Why Leaving Las Vegas is the Only True Depiction of Gambling in America
The year is 1996. Nicholas Cage wins the Oscar for Best Actor. Is this the real life? Is this just fantasy? Nope, this is definitely real life – the Nicholas Cage, known as much for his bad movies, ridiculous love life, and strange purchases (dinosaur skull, anyone?), won the Best Actor Oscar for Leaving Las Vegas.
Underrated by many, this movie is a class act
The movie also had a slew of other nominations for the movie – Best Actress, Best Director, and Best Writing, Screenplay Based (as well as a nom for Best Motion Picture, Drama at the Golden Globes). So why is this? Well, we think it’s because Leaving Las Vegas is the Only True Depiction of Gambling in America – plus it’s Cage at his absolute finest. Let’s see why it’s so real, real.
Vegas is about booze
Ben (Cage) is a hopeless alcoholic who heads off to Vegas after completely screwing over his real life elsewhere, in the hopes of drinking himself to death without any judgment – because that’s what Vegas is, baby! No judgment here! Sleep off that hangover in a bush. Vegas may be known as the city of gambling, but it really is a city of drinking as much as it is playing the tables. There are scenes of Ben at the tables, drunk as a skunk, having a grand old time. Drinking certainly makes you a more animated gambler – even if you get worse at it the more drinks in that you are. It’s not often that casinos will protect their patrons from racking up huge debt and potentially ruining their lives.
Vegas is about prostitution
The love interest in this movie, Sera (as played by the dazzling Elizabeth Shue), is a prostitute on the streets of Las Vegas. Nevada is one of the only states in which prostitution is legal within America. So, having the oldest profession in the world as Sera’s profession here definitely makes sense. The number of gorgeous girls on the strip that are out there for a dollar rather than real love is certainly high.

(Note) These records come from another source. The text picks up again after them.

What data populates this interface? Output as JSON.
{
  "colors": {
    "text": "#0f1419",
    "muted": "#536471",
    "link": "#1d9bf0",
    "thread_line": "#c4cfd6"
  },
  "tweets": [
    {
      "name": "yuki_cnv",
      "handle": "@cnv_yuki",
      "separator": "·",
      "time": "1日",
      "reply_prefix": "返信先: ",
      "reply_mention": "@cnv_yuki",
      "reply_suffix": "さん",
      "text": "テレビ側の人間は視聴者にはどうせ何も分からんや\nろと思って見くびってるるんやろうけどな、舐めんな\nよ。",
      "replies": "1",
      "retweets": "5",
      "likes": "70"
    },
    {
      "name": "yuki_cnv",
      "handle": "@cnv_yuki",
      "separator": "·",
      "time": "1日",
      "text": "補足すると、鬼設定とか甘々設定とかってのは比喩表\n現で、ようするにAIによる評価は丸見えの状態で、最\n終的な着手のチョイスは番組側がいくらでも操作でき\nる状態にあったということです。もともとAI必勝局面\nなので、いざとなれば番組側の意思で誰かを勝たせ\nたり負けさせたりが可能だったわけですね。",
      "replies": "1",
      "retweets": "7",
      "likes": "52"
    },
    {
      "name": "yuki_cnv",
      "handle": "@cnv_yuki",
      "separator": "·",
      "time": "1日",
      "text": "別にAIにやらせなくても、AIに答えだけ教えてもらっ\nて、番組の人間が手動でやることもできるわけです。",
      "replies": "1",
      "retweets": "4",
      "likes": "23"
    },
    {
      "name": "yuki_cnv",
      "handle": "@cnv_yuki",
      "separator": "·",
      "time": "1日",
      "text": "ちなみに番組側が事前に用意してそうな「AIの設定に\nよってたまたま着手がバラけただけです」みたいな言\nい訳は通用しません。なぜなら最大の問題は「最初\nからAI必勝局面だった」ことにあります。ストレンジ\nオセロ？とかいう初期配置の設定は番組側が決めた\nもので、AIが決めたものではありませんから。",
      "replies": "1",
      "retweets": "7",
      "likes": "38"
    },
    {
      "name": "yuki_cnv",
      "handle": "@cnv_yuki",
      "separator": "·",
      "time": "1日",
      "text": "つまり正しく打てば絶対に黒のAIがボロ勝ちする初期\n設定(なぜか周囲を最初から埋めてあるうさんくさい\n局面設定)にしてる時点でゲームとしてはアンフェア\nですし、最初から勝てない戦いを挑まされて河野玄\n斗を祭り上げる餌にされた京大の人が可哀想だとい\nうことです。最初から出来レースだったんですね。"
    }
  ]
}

Vegas is about gambling with your sanity
An alcoholic and a prostitute, what could go wrong? Sounds like the ideal relationship, right? (Inset eye roll here) While Vegas can be super fun, it’s also a bit of a la la land, where anything and everything can happen. So, while an alcoholic and a prostitute might sound like a really bad combo anywhere else, it is just another regular day out in Vegas; it’s par for the course. Cage is known for his craziness in real life, plus actually lives in Las Vegas – so does the movie mirror his real life? The answer to that question is probably a bit of yes. Even though he’s playing a character here, it’s a character that’s perhaps a bit of an exaggeration of himself in a lot of ways.
Vegas is less about gambling and more about excess
While gambling is what supposedly brings people to Vegas, it’s really about that la la land essence, that anything can happen, excessive type of place. You don’t need to set foot on the gaming floor to get outrageously drunk, visit strip clubs, rent super stretch Hummers, pick up hookers, go to wild night clubs, and rent hotels by the hour, even get other interesting things delivered straight to your door. Sure, the gambling and casinos part is central, but it sure doesn’t have to be – and many people only have a little bit of a flutter while they’re in town. Ben’s life is a story of huge excess, and while it seems that maybe Sera and Ben can ‘save’ each other, is this actually true?
The real gambling is with your life
This, this, is the reason why Leaving Las Vegas is the only true depiction of gambling in America. What are you gambling with? If you’re gambling with money at the casino, is it enough to lose to ruin your life? Are you a functioning alcoholic who is on the verge of losing your job, gambling with those sneaky lunchtime drinks? Are you gambling with your life with your job – as a prostitute on the street, or in a high-risk role like in the police force? Are you gambling with your relationship by cheating with someone else? Gambling is about risk – and the risk that people take on in their lives is unique to each individual. How much do you gamble?